Karen era un monstruo, un espectro del mal diseñado para minimizar la importancia del resto de seres en la tierra. Pero, contrariamente a eso, Mia se sentía más importante a su lado; más grande y poderosa.
Había golpeado en el rostro a la niña más rica del pueblo y le valía nada. En cambio, a Karen Navarro sí parecía importarle haber golpeado en la cara a una niña pobre y bajita; por ese entonces, ligeramente más bajita.
Cuando el padre de Karen llegó a la escuela le dedicó una mirada ácida a su hija. Estaba claro que no se salvaría de esa: y Mia lo notó porque Karen tragó saliva en cuando se cerró la puerta de la dirección.
—Te van a castigar —murmuró Mia con cierta satisfacción que intentó no dilucidar.
—Y a ti también, tarada.
Karen quedó en silencio por unos segundos. La habitación de la dirección era tan hermética que cualquier sonido se perdía dentro de ella, de modo que ninguna podía escuchar lo que la directora hablaba con el señor Navarro.
Laura se presentó en el pasillo, dando pasitos apresurados hasta llegar a ellas. Observó a ambas niñas con las cejas encorvadas de la preocupación y los labios apretados. La culpa emergió en Mia porque, pese a no arrepentirse de nada, no existía nada que le doliera más que infundir preocupación en Laura.

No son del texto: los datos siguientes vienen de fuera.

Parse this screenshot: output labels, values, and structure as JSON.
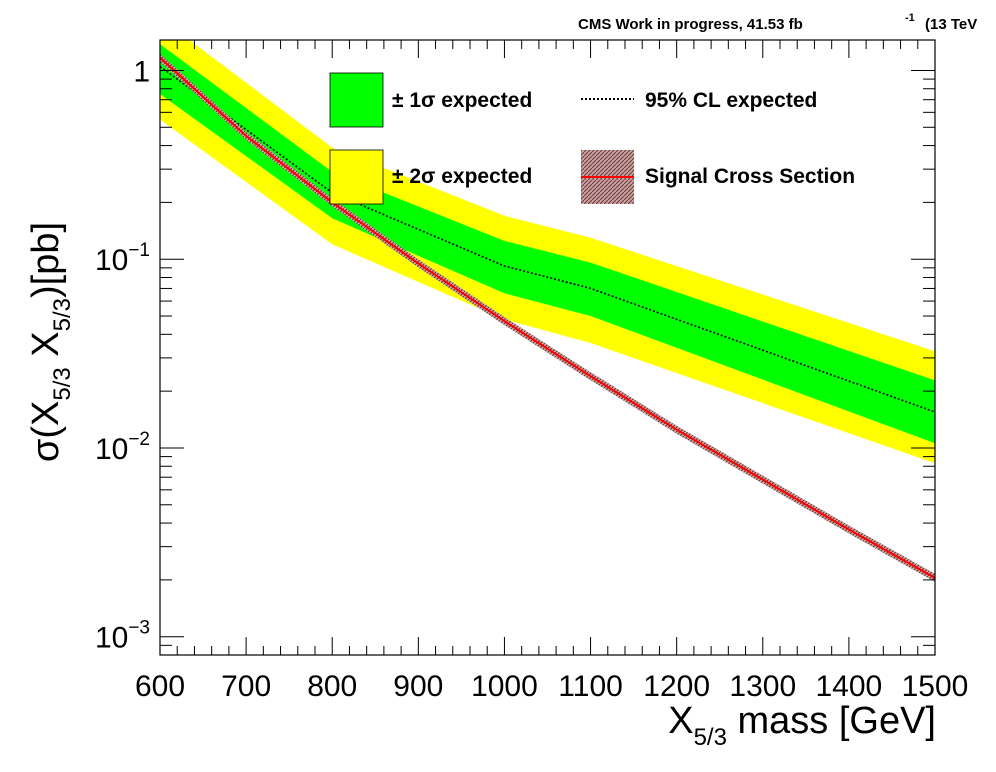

Tocó la puerta. Al parecer, recibió la indicación de ingresar, porque a los segundos la abrió y se perdió detrás de ella.
Cuando el señor Navarro salió una sola mirada a su hija bastó para advertir que no estaba orgulloso de la situación y los dos se retiraron. La gran silueta del señor Navarro por delante y la pequeña y diminuta silueta de su hija por detrás.
Como toda relación de amor real y duradero, no comenzó de la mejor manera. Las dos muchachas que en el futuro fueron inseparables, en un principio se odiaron.
La siguiente vez que se encontraron no fue en la escuela sino en el centro de Condina, que era un pequeño espacio reducido en al menos seis calles con tiendas y bares de comida rápida en donde la mayoría de los trabajadores eran estudiantes mayores de dieciséis años.
Mia estaba admirando una pintura expuesta en las vidrieras de un bar y Karen Navarro se aproximaba desde el extremo de la calle, con una malteada rosa y el teléfono celular entre las manos, en compañía de su hermana y una chica más.
Cuando ambas se notaron, se enseñaron el dedo medio y sonrieron con acidez, mostrando los dientes. Aquel gesto habría sido petulante de no ser porque lo ejecutaron al mismo tiempo, de la misma forma, con exactamente la misma intención.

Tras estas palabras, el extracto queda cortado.